Debian Security Advisory

DSA-468-1 emil -- several vulnerabilities

Date Reported:
24 Mar 2004
Affected Packages:
Security database references:
In the Bugtraq database (at SecurityFocus): BugTraq ID 9974.
In Mitre's CVE dictionary: CVE-2004-0152, CVE-2004-0153.
More information:

Ulf Härnhammar discovered a number of vulnerabilities in emil, a filter for converting Internet mail messages.

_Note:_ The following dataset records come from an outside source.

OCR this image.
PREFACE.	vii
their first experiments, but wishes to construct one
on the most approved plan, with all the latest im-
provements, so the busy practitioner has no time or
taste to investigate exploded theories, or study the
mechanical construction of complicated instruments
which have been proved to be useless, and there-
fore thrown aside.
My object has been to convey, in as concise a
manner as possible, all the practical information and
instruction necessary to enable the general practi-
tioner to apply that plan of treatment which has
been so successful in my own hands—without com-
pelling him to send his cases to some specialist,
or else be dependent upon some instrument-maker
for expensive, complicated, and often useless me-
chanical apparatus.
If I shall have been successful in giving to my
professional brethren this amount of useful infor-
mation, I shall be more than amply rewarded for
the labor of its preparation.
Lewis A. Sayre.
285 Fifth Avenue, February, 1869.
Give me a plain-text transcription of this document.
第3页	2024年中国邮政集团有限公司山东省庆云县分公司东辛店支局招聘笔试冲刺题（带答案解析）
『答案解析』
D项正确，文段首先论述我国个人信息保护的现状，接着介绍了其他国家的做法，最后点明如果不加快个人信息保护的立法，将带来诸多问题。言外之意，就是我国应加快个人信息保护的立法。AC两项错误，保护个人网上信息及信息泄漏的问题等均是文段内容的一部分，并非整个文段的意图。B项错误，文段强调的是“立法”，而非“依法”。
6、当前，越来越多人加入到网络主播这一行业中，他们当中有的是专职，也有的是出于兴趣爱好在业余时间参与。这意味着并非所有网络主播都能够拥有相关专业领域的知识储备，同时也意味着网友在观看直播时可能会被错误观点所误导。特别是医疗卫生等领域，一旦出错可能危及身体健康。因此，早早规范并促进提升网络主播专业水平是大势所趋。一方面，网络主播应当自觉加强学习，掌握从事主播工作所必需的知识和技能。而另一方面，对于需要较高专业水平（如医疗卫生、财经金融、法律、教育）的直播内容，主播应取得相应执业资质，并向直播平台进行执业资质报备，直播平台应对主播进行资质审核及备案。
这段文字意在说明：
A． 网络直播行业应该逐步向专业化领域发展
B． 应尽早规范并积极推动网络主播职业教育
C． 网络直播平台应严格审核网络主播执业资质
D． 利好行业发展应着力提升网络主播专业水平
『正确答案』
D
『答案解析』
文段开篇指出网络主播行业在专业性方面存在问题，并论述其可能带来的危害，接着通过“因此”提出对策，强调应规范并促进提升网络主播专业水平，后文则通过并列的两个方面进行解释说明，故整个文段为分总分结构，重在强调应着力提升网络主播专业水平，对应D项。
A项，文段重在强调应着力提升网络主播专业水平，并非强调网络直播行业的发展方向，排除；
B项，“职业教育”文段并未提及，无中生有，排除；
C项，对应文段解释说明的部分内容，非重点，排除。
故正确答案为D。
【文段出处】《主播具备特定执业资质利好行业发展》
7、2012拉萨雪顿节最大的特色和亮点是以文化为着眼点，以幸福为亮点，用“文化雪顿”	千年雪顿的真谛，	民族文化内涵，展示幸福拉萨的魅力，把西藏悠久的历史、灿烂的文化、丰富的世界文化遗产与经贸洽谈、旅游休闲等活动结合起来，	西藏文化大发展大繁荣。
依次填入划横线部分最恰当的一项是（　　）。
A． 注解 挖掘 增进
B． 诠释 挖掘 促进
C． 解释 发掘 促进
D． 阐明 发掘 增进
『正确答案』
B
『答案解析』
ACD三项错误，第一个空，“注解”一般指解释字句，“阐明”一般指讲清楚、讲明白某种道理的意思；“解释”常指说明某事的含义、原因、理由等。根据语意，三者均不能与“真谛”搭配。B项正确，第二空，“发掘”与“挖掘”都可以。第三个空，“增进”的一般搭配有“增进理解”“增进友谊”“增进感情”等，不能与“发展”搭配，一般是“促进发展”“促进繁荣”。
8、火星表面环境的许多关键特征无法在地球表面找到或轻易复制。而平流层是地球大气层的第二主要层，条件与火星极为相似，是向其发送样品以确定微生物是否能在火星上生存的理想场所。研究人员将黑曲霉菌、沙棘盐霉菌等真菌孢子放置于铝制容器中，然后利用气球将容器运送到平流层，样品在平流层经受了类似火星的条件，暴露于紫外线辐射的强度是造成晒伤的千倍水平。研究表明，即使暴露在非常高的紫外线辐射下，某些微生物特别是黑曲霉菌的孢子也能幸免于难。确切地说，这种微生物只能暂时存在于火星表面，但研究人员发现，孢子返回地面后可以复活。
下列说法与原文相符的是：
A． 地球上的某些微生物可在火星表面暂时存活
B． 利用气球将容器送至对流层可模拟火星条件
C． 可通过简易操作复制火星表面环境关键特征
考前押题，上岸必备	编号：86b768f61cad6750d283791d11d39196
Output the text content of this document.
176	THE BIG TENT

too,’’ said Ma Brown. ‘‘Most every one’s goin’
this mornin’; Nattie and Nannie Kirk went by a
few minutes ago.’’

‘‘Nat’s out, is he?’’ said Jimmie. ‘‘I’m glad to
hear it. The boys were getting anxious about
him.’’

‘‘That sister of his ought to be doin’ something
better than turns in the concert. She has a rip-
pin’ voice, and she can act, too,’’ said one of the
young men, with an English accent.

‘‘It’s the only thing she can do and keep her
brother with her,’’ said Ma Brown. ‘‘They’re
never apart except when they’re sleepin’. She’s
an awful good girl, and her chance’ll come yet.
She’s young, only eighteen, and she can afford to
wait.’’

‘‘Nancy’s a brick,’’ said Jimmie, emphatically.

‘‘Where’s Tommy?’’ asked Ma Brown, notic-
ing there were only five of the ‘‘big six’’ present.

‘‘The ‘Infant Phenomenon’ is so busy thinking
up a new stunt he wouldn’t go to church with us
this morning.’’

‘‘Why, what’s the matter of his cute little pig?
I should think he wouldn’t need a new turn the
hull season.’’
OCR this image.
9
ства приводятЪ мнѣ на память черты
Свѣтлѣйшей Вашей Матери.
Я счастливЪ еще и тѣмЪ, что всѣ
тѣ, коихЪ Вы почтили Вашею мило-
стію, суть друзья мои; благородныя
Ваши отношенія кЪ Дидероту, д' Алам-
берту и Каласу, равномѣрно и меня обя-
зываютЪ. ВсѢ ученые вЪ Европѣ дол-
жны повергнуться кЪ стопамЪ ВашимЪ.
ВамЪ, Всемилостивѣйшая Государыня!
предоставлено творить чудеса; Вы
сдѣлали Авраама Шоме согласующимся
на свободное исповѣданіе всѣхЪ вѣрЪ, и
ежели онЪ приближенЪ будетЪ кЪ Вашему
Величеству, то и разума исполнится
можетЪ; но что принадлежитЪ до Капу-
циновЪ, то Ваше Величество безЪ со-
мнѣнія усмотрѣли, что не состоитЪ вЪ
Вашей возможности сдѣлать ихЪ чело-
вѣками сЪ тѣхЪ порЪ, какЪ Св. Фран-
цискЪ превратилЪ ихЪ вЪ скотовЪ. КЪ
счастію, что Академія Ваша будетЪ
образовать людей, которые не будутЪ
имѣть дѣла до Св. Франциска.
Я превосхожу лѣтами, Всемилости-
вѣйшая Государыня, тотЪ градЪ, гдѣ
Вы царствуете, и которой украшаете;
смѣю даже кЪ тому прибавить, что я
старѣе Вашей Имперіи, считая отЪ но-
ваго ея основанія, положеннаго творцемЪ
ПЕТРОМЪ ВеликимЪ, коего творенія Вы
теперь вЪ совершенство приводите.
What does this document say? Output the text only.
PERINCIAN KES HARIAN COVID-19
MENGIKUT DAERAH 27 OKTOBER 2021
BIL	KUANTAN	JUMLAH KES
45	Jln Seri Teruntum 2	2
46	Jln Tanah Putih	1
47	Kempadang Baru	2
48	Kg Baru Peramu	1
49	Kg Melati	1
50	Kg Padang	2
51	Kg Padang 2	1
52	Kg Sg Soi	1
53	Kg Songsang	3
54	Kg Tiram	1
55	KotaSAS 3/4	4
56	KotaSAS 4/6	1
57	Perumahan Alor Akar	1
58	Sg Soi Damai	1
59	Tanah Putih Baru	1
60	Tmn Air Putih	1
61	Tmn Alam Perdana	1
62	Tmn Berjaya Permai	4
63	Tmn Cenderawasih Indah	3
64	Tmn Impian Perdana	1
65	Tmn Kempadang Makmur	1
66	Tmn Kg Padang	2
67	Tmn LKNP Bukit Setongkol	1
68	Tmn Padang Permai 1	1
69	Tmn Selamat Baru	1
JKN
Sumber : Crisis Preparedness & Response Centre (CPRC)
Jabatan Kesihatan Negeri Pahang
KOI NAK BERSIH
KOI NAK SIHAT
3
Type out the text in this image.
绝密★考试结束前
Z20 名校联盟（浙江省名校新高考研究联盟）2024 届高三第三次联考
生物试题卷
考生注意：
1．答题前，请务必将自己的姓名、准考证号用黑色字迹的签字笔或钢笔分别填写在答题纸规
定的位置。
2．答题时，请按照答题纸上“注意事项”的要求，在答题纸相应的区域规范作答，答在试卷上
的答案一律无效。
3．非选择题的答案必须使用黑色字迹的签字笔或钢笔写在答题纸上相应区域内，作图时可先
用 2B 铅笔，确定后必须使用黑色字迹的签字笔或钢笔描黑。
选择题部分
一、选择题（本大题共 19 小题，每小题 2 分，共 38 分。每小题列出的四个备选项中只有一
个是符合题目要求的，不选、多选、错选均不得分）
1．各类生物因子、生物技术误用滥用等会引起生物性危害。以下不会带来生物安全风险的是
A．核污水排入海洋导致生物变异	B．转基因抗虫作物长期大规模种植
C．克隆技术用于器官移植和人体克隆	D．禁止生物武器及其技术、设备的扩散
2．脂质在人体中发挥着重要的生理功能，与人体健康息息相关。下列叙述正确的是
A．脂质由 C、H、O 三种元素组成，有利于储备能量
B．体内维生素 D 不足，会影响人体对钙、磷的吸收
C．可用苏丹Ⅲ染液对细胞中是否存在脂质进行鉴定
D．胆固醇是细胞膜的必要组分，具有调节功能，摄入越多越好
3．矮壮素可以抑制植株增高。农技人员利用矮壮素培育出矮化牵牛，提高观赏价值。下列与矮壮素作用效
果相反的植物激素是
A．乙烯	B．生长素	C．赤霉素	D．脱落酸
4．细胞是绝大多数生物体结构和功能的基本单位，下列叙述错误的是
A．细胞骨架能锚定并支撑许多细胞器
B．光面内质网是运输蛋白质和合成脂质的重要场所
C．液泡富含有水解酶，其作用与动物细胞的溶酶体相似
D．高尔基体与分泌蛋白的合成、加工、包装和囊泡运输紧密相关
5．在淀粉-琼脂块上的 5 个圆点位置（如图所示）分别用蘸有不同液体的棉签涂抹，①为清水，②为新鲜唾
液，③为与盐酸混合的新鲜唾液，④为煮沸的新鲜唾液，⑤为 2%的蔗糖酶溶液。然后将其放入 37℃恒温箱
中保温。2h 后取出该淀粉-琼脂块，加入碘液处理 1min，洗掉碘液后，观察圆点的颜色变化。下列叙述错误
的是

The vulnerabilities fall into two categories:

  • CAN-2004-0152

    Buffer overflows in (1) the encode_mime function, (2) the encode_uuencode function, (3) the decode_uuencode function. These bugs could allow a carefully crafted email message to cause the execution of arbitrary code supplied with the message when it is acted upon by emil.

  • CAN-2004-0153

    Format string bugs in statements which print various error messages. The exploit potential of these bugs has not been established, and is probably configuration-dependent.

For the stable distribution (woody) these problems have been fixed in version 2.1.0-beta9-11woody1.

For the unstable distribution (sid) these problems will be fixed soon.

We recommend that you update your emil package.

Fixed in:

Debian GNU/Linux 3.0 (woody)

Intel IA-32:
Intel IA-64:
Motorola 680x0:
Big endian MIPS:
Little endian MIPS:
IBM S/390:
Sun Sparc:

MD5 checksums of the listed files are available in the original advisory.